From: Hannes Reinecke <hare@suse.de>
To: Thadeu Lima de Souza Cascardo <cascardo@canonical.com>
Cc: Christoph Hellwig <hch@lst.de>,
linux-nvme@lists.infradead.org, linux-block@vger.kernel.org,
Jens Axboe <axboe@fb.com>
Subject: Re: [PATCH 4/4] block: expose devt for GENHD_FL_HIDDEN disks
Date: Fri, 14 Dec 2018 11:18:07 +0100 [thread overview]
Message-ID: <2a74bee9-a0c6-c9dd-2a4a-1d4605bfd1cd@suse.de> (raw)

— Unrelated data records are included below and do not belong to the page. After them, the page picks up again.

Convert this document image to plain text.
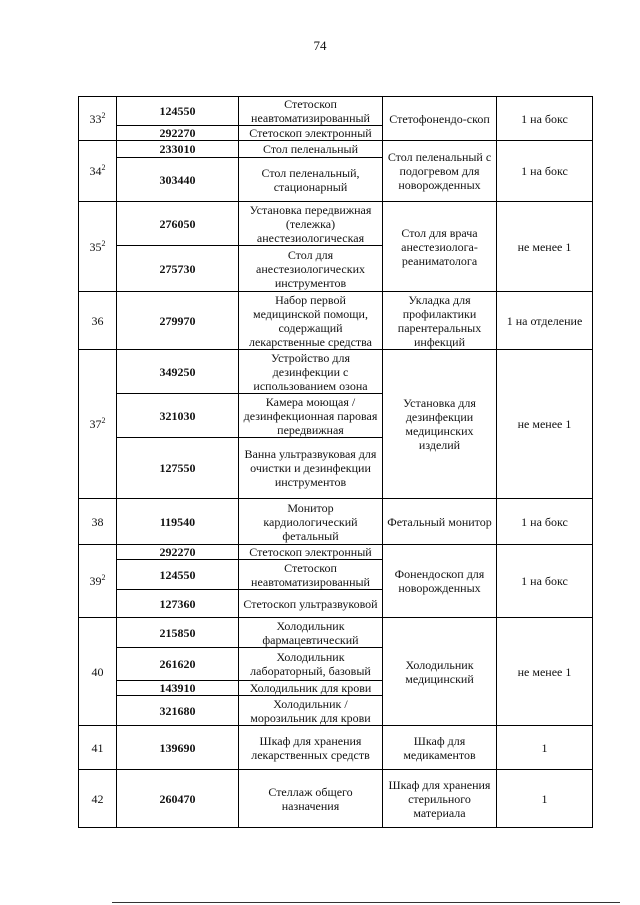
74
$33^2$	124550	Стетоскоп неавтоматизированный	Стетофонендо-скоп	1 на бокс
	292270	Стетоскоп электронный		
$34^2$	233010	Стол пеленальный	Стол пеленальный с подогревом для новорожденных	1 на бокс
	303440	Стол пеленальный, стационарный		
$35^2$	276050	Установка передвижная (тележка) анестезиологическая	Стол для врача анестезиолога-реаниматолога	не менее 1
	275730	Стол для анестезиологических инструментов		
36	279970	Набор первой медицинской помощи, содержащий лекарственные средства	Укладка для профилактики парентеральных инфекций	1 на отделение
$37^2$	349250	Устройство для дезинфекции с использованием озона	Установка для дезинфекции медицинских изделий	не менее 1
	321030	Камера моющая /дезинфекционная паровая передвижная		
	127550	Ванна ультразвуковая для очистки и дезинфекции инструментов		
38	119540	Монитор кардиологический фетальный	Фетальный монитор	1 на бокс
$39^2$	292270	Стетоскоп электронный	Фонендоскоп для новорожденных	1 на бокс
	124550	Стетоскоп неавтоматизированный		
	127360	Стетоскоп ультразвуковой		
40	215850	Холодильник фармацевтический	Холодильник медицинский	не менее 1
	261620	Холодильник лабораторный, базовый		
	143910	Холодильник для крови		
	321680	Холодильник /морозильник для крови		
41	139690	Шкаф для хранения лекарственных средств	Шкаф для медикаментов	1
42	260470	Стеллаж общего назначения	Шкаф для хранения стерильного материала	1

In-Reply-To: <aa38e54b-9506-96e9-7e55-29bcccd36334@suse.de>
On 12/14/18 10:54 AM, Hannes Reinecke wrote:
> On 12/14/18 10:06 AM, Thadeu Lima de Souza Cascardo wrote:
>> On Fri, Dec 14, 2018 at 06:56:06AM -0200, Thadeu Lima de Souza
>> Cascardo wrote:
>>> On Fri, Dec 14, 2018 at 08:47:20AM +0100, Hannes Reinecke wrote:
>>>> But you haven't answered my question:
>>>>
>>>> Why can't we patch 'lsblk' to provide the required information even
>>>> with the
>>>> current sysfs layout?
>>>>
>>>
>>
>> Just to be clear here. If with 'current sysfs layout' you mean without
>> any of
>> the patches we have been talking about, lsblk is not broken. It just
>> works with
>> nvme multipath enabled. It will show the multipath paths and simply
>> ignore the
>> underlying/hidden ones. If we hid them, we meant for them to be
>> hidden, right?
>>
>> What I am trying to fix here is how to find out which PCI
>> device/driver is
>> needed to get to the block device holding the root filesystem, which
>> is what
>> initramfs needs. And the nvme multipath device is a virtual device,
>> pointing to
>> no driver at all, and no relation to its underlying devices, needed
>> for it to
>> work.
>>
>
> Well ...
> But this is an entirely different proposition.
> The 'slaves'/'holders' trick just allows to map the relationship between
> _block_ devices, which arguably is a bit pointless here seeing that we
> don't actually have block devices for the underlying devices.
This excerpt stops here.